The Monetary Authority of Singapore (MAS) published an updated version of A Guide to Digital Token Offerings (the Guide) on 30 November 2018. The Guide provides general guidance on the application of the securities laws to offers or issues of digital tokens in Singapore. The Guide now also includes information concerning the potential application of the new Payment Services Act (PSA)[1] to certain digital tokens and activities related to those tokens and a significantly expanded discussion of MAS’s anti-money laundering / countering the financing of terrorism (AML/CFT) requirements as they apply to digital token offerings. Although the Guide is expressly non-binding and non-exhaustive, it provides welcome reassurance and clarity for existing and potential issuers of digital tokens in Singapore. This article updates our November 2017 article on the previous version of the Guide.
The Guide’s central message is that offers or issues of digital tokens may be regulated by MAS if they constitute ‘capital markets products’ under the Securities and Futures Act (SFA). Such products include securities, units in a collective investment scheme (CIS), derivatives contracts and spot foreign exchange contracts for purposes of leveraged foreign exchange trading. MAS noted that it will look to the structure and characteristics of, including the rights attached to, a digital token when considering if it is a capital markets product under the SFA.
MAS has stated that offers of digital tokens that amount to offers of capital markets products are subject to the usual offering requirements as set out in Part XIII of the SFA, unless exempted. Exemptions are available for small (personal) offers (broadly, raising no more than S$5 million within any 12-month period), private placements (offers to no more than 50 persons within any 12-month period) and offers to institutional or accredited/high net worth investors.
The Guide also highlights that intermediaries who facilitate offers or issues of digital tokens that are capital markets products will require capital markets services licences or other approvals to operate. Examples include: an intermediary operating a primary platform for offering or issuing digital tokens in Singapore that constitute capital markets products; an intermediary providing financial advice in Singapore in respect of digital tokens that are considered investment products; and an intermediary establishing or operating a trading platform in Singapore for digital tokens that are securities or futures contracts.
Such licensing or other approval requirements under the SFA may apply equally to intermediaries based partly or wholly outside of Singapore.

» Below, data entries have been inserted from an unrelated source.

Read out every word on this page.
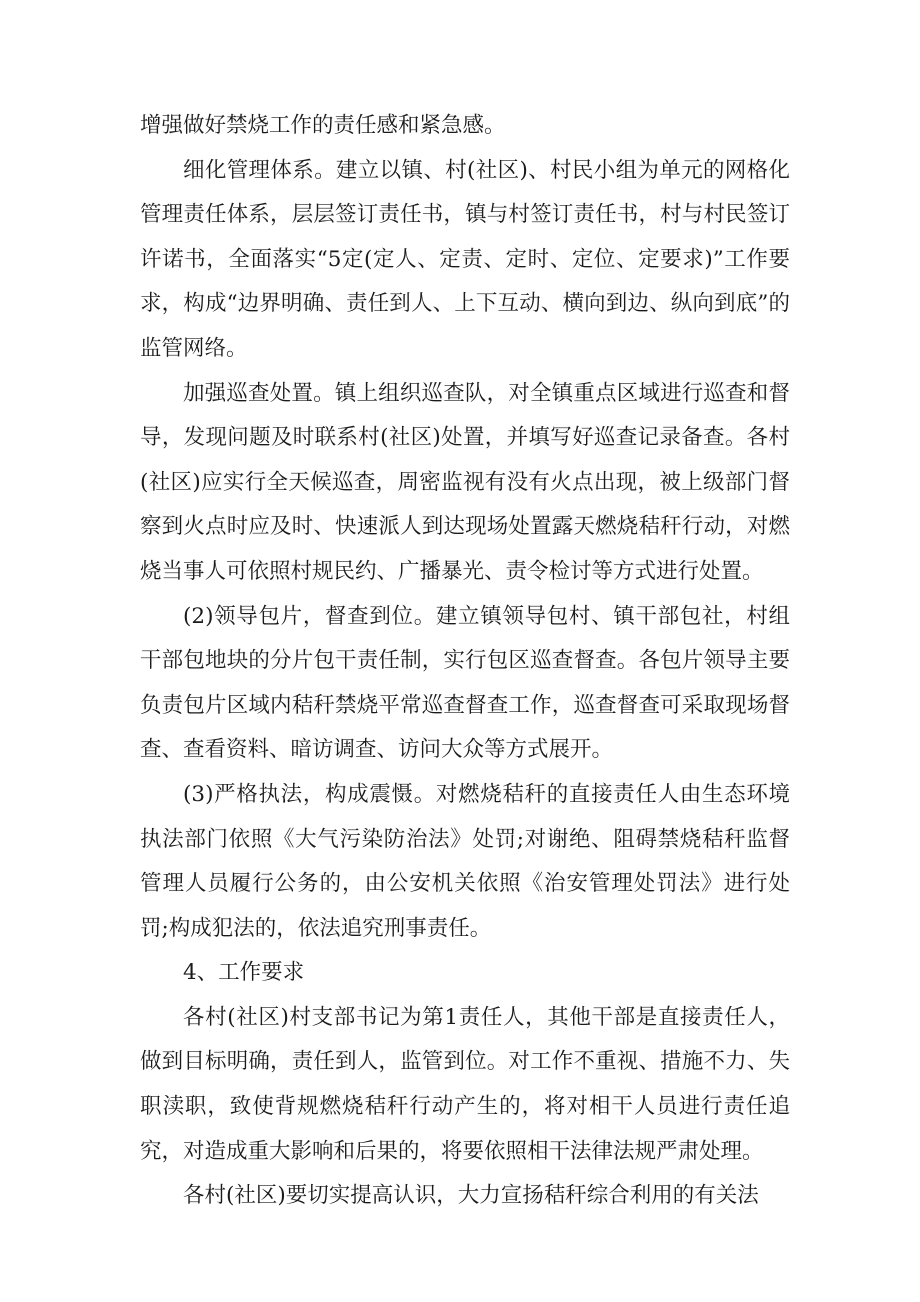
增强做好禁烧工作的责任感和紧急感。

细化管理体系。建立以镇、村(社区)、村民小组为单元的网格化管理责任体系，层层签订责任书，镇与村签订责任书，村与村民签订许诺书，全面落实“5定(定人、定责、定时、定位、定要求)”工作要求，构成“边界明确、责任到人、上下互动、横向到边、纵向到底”的监管网络。

加强巡查处置。镇上组织巡查队，对全镇重点区域进行巡查和督导，发现问题及时联系村(社区)处置，并填写好巡查记录备查。各村(社区)应实行全天候巡查，周密监视有没有火点出现，被上级部门督察到火点时应及时、快速派人到达现场处置露天燃烧秸秆行动，对燃烧当事人可依照村规民约、广播暴光、责令检讨等方式进行处置。

(2)领导包片，督查到位。建立镇领导包村、镇干部包社，村组干部包地块的分片包干责任制，实行包区巡查督查。各包片领导主要负责包片区域内秸秆禁烧平常巡查督查工作，巡查督查可采取现场督查、查看资料、暗访调查、访问大众等方式展开。

(3)严格执法，构成震慑。对燃烧秸秆的直接责任人由生态环境执法部门依照《大气污染防治法》处罚;对谢绝、阻碍禁烧秸秆监督管理人员履行公务的，由公安机关依照《治安管理处罚法》进行处罚;构成犯法的，依法追究刑事责任。

4、工作要求

各村(社区)村支部书记为第1责任人，其他干部是直接责任人，做到目标明确，责任到人，监管到位。对工作不重视、措施不力、失职渎职，致使背规燃烧秸秆行动产生的，将对相干人员进行责任追究，对造成重大影响和后果的，将要依照相干法律法规严肃处理。

各村(社区)要切实提高认识，大力宣扬秸秆综合利用的有关法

Similarly, a person based overseas who provides financial advisory services in Singapore could be deemed to be acting as a financial adviser in Singapore and may require a licence under the Financial Advisers Act (FAA).
The Guide reviews the AML/CFT requirements for intermediaries conducting regulated activities. For example, those intermediaries must take appropriate steps to identify, assess and understand their money laundering and terrorism financing (ML/TF) risks; develop and implement policies, procedures and controls to enable them to manage and mitigate the risks they have identified; perform enhanced measures where higher ML/TF risks are identified; and monitor the implementation of those policies, procedures and controls, and enhance them if necessary.
MAS also notes that a person dealing in digital payment tokens (tokens that are not capital markets products, are not denominated in or pegged to a fiat currency and are accepted by the public for goods and services or to discharge a debt) or facilitating the exchange of digital payment tokens will require a licence under the PSA and will be subject to AML/CFT requirements. However, even if a token is not a capital markets product and the person transacting in the token is not required to be licensed under the PSA, MAS has emphasised that the ML/TF laws continue to apply.
The Guide now includes 11 case studies that help explain the approach MAS will take when assessing digital tokens. The key points from these case studies are summarised below.
MAS has reaffirmed that businesses seeking to apply technology in innovative ways to provide financial services that are or are likely to be regulated by MAS are eligible to apply to enter the MAS regulatory sandbox and face relaxed specific legal and regulatory requirements.
Finally, MAS notes that it only wishes to receive inquiries regarding the application of the securities laws to digital tokens after a person has reviewed the case studies and answered certain critical questions set out in the Guide. If an inquiry is warranted, MAS provides a helpful checklist of items to consider submitting in support of the inquiry. MAS stresses that any reply to an inquiry would not be an endorsement of the inquirer’s digital token, offering or business model and would not preclude MAS from taking enforcement action based on the characteristics of the token as issued and/or the actions of the inquirer related to the issuance of the token.
[1] The Guide analysed the proposed version of the PSA, the Payment Services Bill, but there are no material differences between the PSA and the Bill with respect to the matters discussed in the Guide. Please see our article providing an overview of the PSA [link].